Estado vai pagar até metade da reabilitação de casas “indignas”

Famílias em condições "indignas", que recebam até 1.715 euros por mês, poderão pedir apoios para a reabilitação, construção ou compra de casa.

O Estado vai financiar até metade do custo de reabilitação das casas consideradas “indignas” às famílias em condições de precariedade que se candidatem ao 1.º Direito – Programa de Apoio ao Acesso à Habitação.

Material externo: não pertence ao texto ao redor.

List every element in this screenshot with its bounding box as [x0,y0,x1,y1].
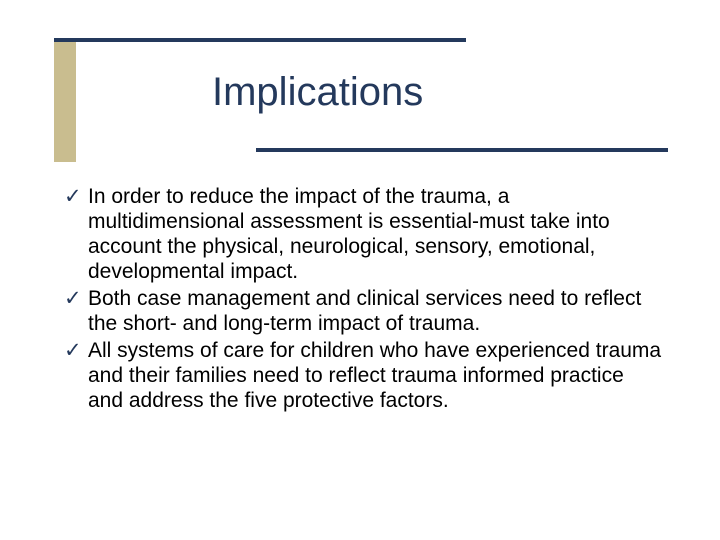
checkmark-icon: ✓ [64,338,88,363]
bullet-item: ✓Both case management and clinical servi… [64,286,664,336]
bullet-text: Both case management and clinical servic… [88,286,664,336]
checkmark-icon: ✓ [64,184,88,209]
top-horizontal-rule [54,38,466,42]
bullet-item: ✓All systems of care for children who ha… [64,338,664,413]
bullet-item: ✓In order to reduce the impact of the tr… [64,184,664,284]
slide-title: Implications [212,70,423,115]
bottom-horizontal-rule [256,148,668,152]
checkmark-icon: ✓ [64,286,88,311]
bullet-text: All systems of care for children who hav… [88,338,664,413]
left-vertical-accent-bar [54,42,76,162]
bullet-list: ✓In order to reduce the impact of the tr… [64,184,664,415]
bullet-text: In order to reduce the impact of the tra… [88,184,664,284]
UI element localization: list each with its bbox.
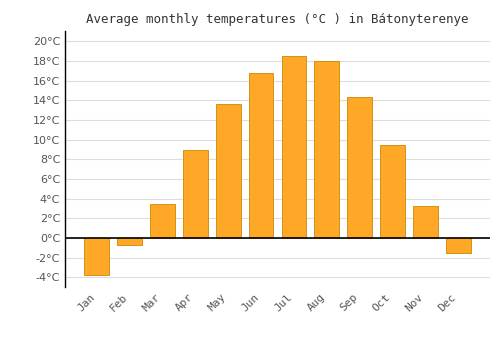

No âmbito deste programa, serão também concedidos apoios ao arrendamento, à construção e à compra de casa, podendo o financiamento do Estado chegar, neste último caso, a 40% do valor do imóvel adquirido. Podem pedir ajuda as famílias que recebam até 1.715 euros por mês.

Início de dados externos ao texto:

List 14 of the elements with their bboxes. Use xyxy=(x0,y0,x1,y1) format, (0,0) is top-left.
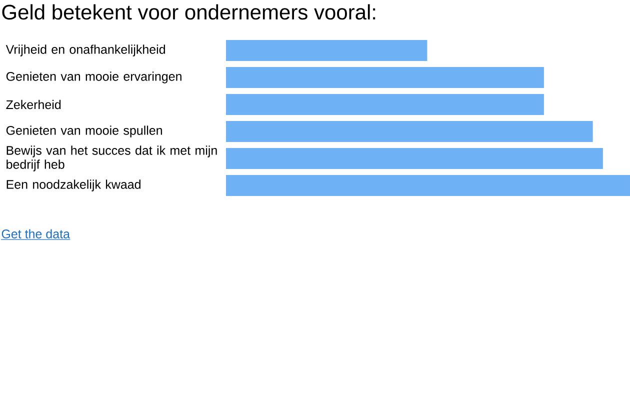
bar xyxy=(226,67,544,88)
y-tick-label: Bewijs van het succes dat ik met mijn bedrijf heb xyxy=(6,146,217,172)
bar xyxy=(226,121,593,142)
text: Get the data xyxy=(2,229,70,238)
y-tick-label: Genieten van mooie ervaringen xyxy=(6,72,182,84)
bar xyxy=(226,40,428,62)
y-tick-label: Genieten van mooie spullen xyxy=(6,126,162,138)
bar xyxy=(226,94,544,116)
y-tick-label: Vrijheid en onafhankelijkheid xyxy=(6,44,166,56)
bar xyxy=(226,148,603,170)
y-tick-label: Een noodzakelijk kwaad xyxy=(6,180,140,192)
bar xyxy=(226,175,630,196)
chart-title: Geld betekent voor ondernemers vooral: xyxy=(2,4,376,20)
y-tick-label: Zekerheid xyxy=(6,100,61,110)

Estas regras constam do diploma que foi publicado, esta segunda-feira, em Diário da República, e que vem definir o funcionamento do programa aprovado pelo Governo, no mês passado, no âmbito do pacote legislativo Nova Geração de Políticas de Habitação. O programa 1.º Direito, um dos vários aprovados nesse pacote legislativo, destina-se a “assegurar o acesso a uma habitação adequada às pessoas que vivem em situações indignas e que não dispõem de capacidade financeira para aceder, sem apoio, a uma solução habitacional adequada”.

Para isso, serão concedidos apoios para o arrendamento de casas adequadas, a construção ou aquisição de casas ou a reabilitação da habitação onde a família já resida.

Os apoios, concedidos pelo Instituto da Habitação e da Reabilitação Urbana (IHRU) ou por instituições de crédito que pretendam aderir a este programa, poderão ser atribuídos aos beneficiários diretos ou a entidades beneficiárias: o Estado (através da Direção-Geral do Tesouro e das Finanças, das Regiões Autónomas e dos municípios); empresas públicas; misericórdias, instituições particulares de solidariedade social; associações de moradores e cooperativas de habitação e construção; ou os proprietários de frações ou prédios situados em núcleos degradados.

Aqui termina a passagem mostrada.